Nostalgia de abrazos de verdad

Estos días de excepcionalidad y confinamiento hogareño se habla mucho en la comunidad digital de los abrazos y de la punzada de nostalgia y aflicción que supone no poder darlos.
     El mundo pantallizado es el que ahora nos permite al menos contacto ocular, ver a los otros tras el cristal luminoso, pero la digitalización no nos permite tocarnos. El ocularcentrismo de las redes parece que cuestiona que seamos de carne y hueso.






El abrazo es una poderosa forma de transmitir información afectiva, de solidificar ese cariño que mendigamos las personas para sentirnos personas. Resulta llamativo cómo el abrazo se siente cómodo tanto en los estallidos de alegría como en los de tristeza.
     Puede servir para expresar la dicha que supone que contigo me inauguro a cada instante, para ratificar que en tus ojos se suicidan los míos, para demostrar que tu existencia es importante para mí, para proclamar que no me desentiendo de ti, para celebrar que de repente la vida se muestra favorable a nuestros intereses, para ensalzar el encuentro, para mostrar aprecio, agradecimiento, estimación.

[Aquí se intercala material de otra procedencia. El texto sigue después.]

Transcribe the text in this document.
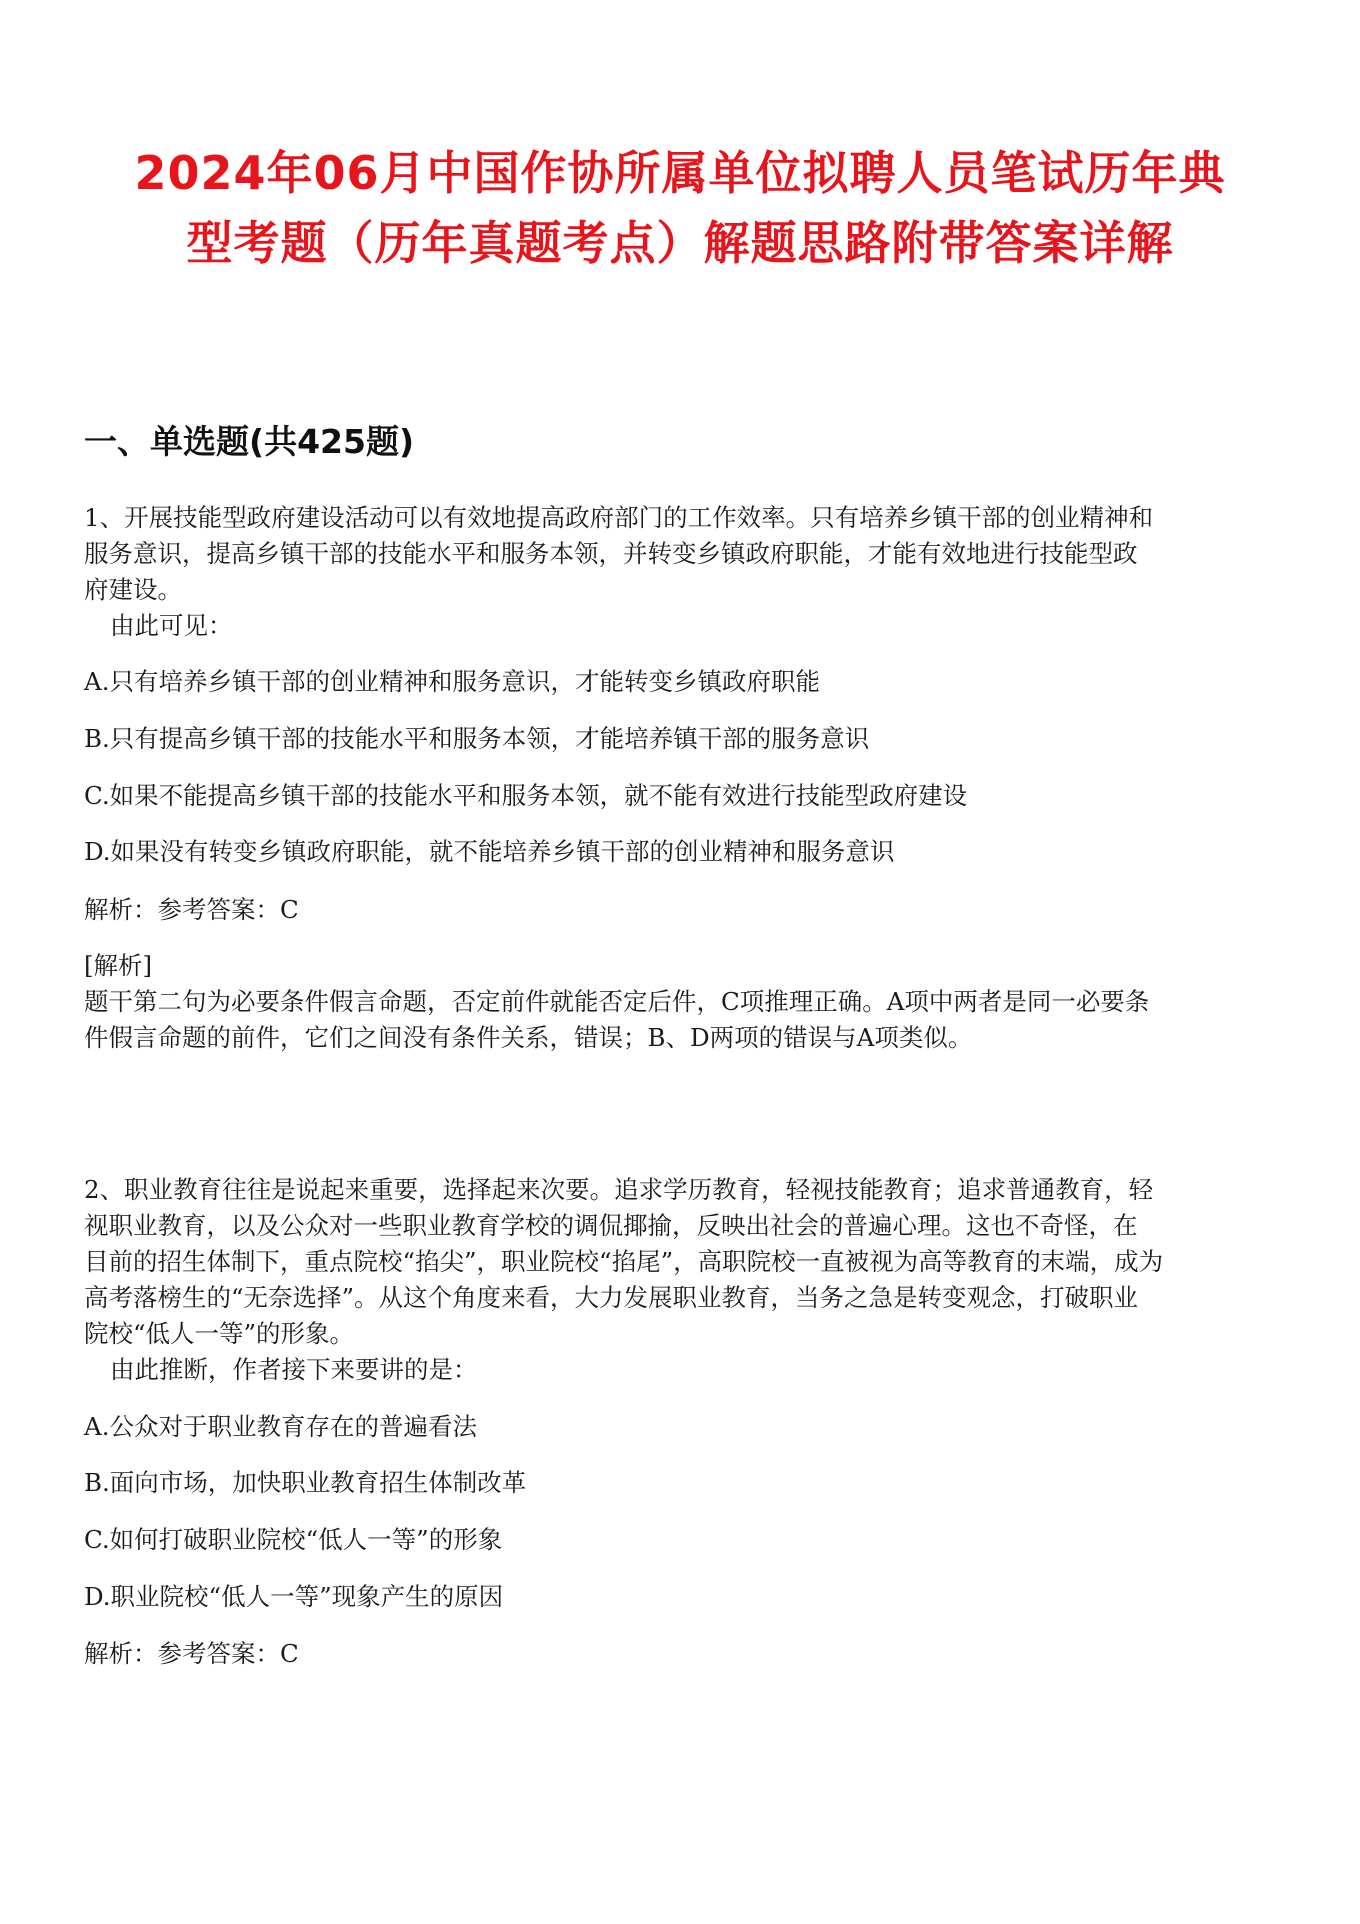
2024年06月中国作协所属单位拟聘人员笔试历年典
型考题（历年真题考点）解题思路附带答案详解
一、单选题(共425题)
1、开展技能型政府建设活动可以有效地提高政府部门的工作效率。只有培养乡镇干部的创业精神和
服务意识，提高乡镇干部的技能水平和服务本领，并转变乡镇政府职能，才能有效地进行技能型政
府建设。
由此可见：
A.只有培养乡镇干部的创业精神和服务意识，才能转变乡镇政府职能
B.只有提高乡镇干部的技能水平和服务本领，才能培养镇干部的服务意识
C.如果不能提高乡镇干部的技能水平和服务本领，就不能有效进行技能型政府建设
D.如果没有转变乡镇政府职能，就不能培养乡镇干部的创业精神和服务意识
解析：参考答案：C
[解析]
题干第二句为必要条件假言命题，否定前件就能否定后件，C项推理正确。A项中两者是同一必要条
件假言命题的前件，它们之间没有条件关系，错误；B、D两项的错误与A项类似。
2、职业教育往往是说起来重要，选择起来次要。追求学历教育，轻视技能教育；追求普通教育，轻
视职业教育，以及公众对一些职业教育学校的调侃揶揄，反映出社会的普遍心理。这也不奇怪，在
目前的招生体制下，重点院校“掐尖”，职业院校“掐尾”，高职院校一直被视为高等教育的末端，成为
高考落榜生的“无奈选择”。从这个角度来看，大力发展职业教育，当务之急是转变观念，打破职业
院校“低人一等”的形象。
由此推断，作者接下来要讲的是：
A.公众对于职业教育存在的普遍看法
B.面向市场，加快职业教育招生体制改革
C.如何打破职业院校“低人一等”的形象
D.职业院校“低人一等”现象产生的原因
解析：参考答案：C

Pero el abrazo también sirve para cometidos escoltados por sentimientos que exudan tristeza. Sirve para cauterizar las heridas que delatan nuestra fragilidad, para acompañar en la pesadumbre y el desmoronamiento, para los momentos de aflicción en que anticipamos que cualquier palabra por muy acendrada que sea no merece rasgar el silencio que solicita la ocasión, para sellar una despedida, para enjugar las lágrimas.


Su verdadero significado patrimonial no reside solo en darlo y en recibirlo, sino sobre todo en elegir a quién se lo damos y de quién lo recibiremos.